Can I run cron jobs on Mistral?

For system administration reasons users are not allowed to shedule and execute periodic jobs on Mistral using the cron utility. Our recommendation is to use the functionality provided by the workload manager SLURM for this purpose. With the option --begin of the sbatch command you can postpone the execution of your jobs until the specified time. For example, to run a job every day after 12 pm you can use the following job script re-submitting itself at the beginning of the execution:

#SBATCH --begin 12:00
#SBATCH --account=<prj_account> #SBATCH --partition=shared #SBATCH --time=01:00:00 #SBATCH --output=my_script.o%j set -e # Re-submit job script for the next execution sbatch # Do planned work

A variety of different date and time specifications is possible with the --begin option, for example: now+1hour, midnight, noon, teatime, YYYY-MM-DD[Thh:mm:ss], 7AM, 6PM etc. For more details see manual pages of the sbatch command:

man sbatch

With SLURM the scheduled tasks are kept highly available while cron is not tolerant of single system failures (i.e. if a login node chosen for execution of cron jobs were to fail, the jobs would not be executed). The other advantage of using SLURM is that job output is logged to a unique file (see option --output) by default.

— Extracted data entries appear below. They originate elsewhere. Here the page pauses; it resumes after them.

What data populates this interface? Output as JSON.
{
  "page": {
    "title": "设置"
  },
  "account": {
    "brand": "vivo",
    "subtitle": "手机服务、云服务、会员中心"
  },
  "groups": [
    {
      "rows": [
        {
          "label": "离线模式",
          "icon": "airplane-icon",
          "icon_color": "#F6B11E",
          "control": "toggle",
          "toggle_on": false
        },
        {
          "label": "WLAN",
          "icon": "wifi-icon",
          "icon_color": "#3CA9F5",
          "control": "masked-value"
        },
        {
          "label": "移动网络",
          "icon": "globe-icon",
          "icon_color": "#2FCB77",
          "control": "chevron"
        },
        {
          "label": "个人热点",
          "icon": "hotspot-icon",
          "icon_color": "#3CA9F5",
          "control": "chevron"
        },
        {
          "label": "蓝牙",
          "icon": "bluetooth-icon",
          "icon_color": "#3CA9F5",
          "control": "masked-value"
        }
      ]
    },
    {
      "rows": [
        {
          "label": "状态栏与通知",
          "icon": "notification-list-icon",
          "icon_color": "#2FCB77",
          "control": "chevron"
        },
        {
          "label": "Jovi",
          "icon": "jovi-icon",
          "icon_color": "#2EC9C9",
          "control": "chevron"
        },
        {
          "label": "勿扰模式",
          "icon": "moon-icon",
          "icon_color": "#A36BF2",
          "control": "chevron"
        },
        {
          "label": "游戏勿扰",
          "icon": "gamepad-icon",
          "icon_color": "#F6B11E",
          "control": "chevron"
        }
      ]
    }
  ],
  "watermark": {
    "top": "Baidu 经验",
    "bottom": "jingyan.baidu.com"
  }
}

How to Set the default SLURM project account

On Mistral, specification of the project account (via option -A or --account) is necessary to submit a job or make a job allocation, otherwise your request will be rejected. To set the default project account you can use the following SLURM input environment variables

  • SLURM_ACCOUNT   - interpreted by srun command
  • SALLOC_ACCOUNT - interpreted by salloc command
  • SBATCH_ACCOUNT - interpreted by sbatch command

Once the variables are defined, the option -A or --account can be dropped (in this case the compute time consumption is charged to the default account) or used to override environment variables settings.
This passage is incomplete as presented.